Soul Food Candied Yams (Printable)

Sweet potatoes glazed with rich brown sugar syrup and warm spices for a Southern style side.

# Components:

→ Vegetables

01 - 4 large yams or sweet potatoes (about 2 lbs), peeled and sliced into 1/2-inch rounds

→ Syrup & Sweeteners

02 - 1 cup packed light brown sugar
03 - 1/2 cup granulated sugar
04 - 1/2 cup unsalted butter (1 stick)
05 - 1/4 cup water
06 - 1/4 cup fresh orange juice

→ Spices

07 - 1 teaspoon ground cinnamon
08 - 1/2 teaspoon ground nutmeg
09 - 1/4 teaspoon ground ginger
10 - 1/4 teaspoon salt
11 - 1 teaspoon vanilla extract

# Steps:

01 - Set oven to 350°F and allow 10 minutes for preheating.
02 - Layer sliced yams in a single even layer within a 9x13-inch baking dish.
03 - Combine brown sugar, granulated sugar, butter, water, and orange juice in a medium saucepan over medium heat. Stir constantly until butter melts and sugar dissolves, approximately 3 to 4 minutes.
04 - Remove saucepan from heat and incorporate cinnamon, nutmeg, ginger, salt, and vanilla extract.

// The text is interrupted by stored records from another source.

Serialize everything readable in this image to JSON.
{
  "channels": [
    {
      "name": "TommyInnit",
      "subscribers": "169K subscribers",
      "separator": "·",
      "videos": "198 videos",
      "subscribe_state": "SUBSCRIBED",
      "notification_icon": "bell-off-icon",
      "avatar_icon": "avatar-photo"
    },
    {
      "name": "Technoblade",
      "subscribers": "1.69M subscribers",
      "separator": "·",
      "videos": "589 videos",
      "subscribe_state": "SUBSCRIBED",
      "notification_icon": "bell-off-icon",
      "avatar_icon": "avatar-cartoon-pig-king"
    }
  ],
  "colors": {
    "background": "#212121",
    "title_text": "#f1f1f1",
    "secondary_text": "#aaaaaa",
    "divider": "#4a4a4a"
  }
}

Stir thoroughly to distribute spices evenly.
05 - Pour hot syrup evenly over yams, ensuring complete coverage of all slices.
06 - Cover baking dish tightly with aluminum foil and bake for 30 minutes.
07 - Remove foil, baste yams with accumulated syrup, and continue baking uncovered for 20 minutes until yams are tender and syrup achieves a thick, glossy consistency.
08 - Allow dish to cool for 10 minutes before serving to permit syrup to thicken further.

# Expert Advice:

01 -
  • The butter and brown sugar melt into a glossy syrup that caramelizes right on the yams, creating a texture that's neither mushy nor crisp but somehow perfectly in between.
  • Those warm spices—cinnamon, nutmeg, ginger—make your kitchen smell like comfort without any of the pretense.
  • It's genuinely foolproof, which means you can make it when you're tired or distracted and still have something impressive on the table.
02 -
  • I learned the hard way that pouring cold syrup over hot yams can make them cook unevenly, so keep that syrup hot and pour it right from the pan.
  • If your yams are releasing a lot of liquid by the 30-minute mark, that's actually fine—it means they're cooking perfectly and will eventually reduce into an even thicker syrup.
03 -
  • Slice your yams uniform thickness by using a mandoline slicer—it seems fussy but ensures they cook at exactly the same rate, which means no raw pieces and no mushy pieces.
  • If you can't find true yams, sweet potatoes work beautifully and are actually what most people use despite what they call them—don't stress about the distinction.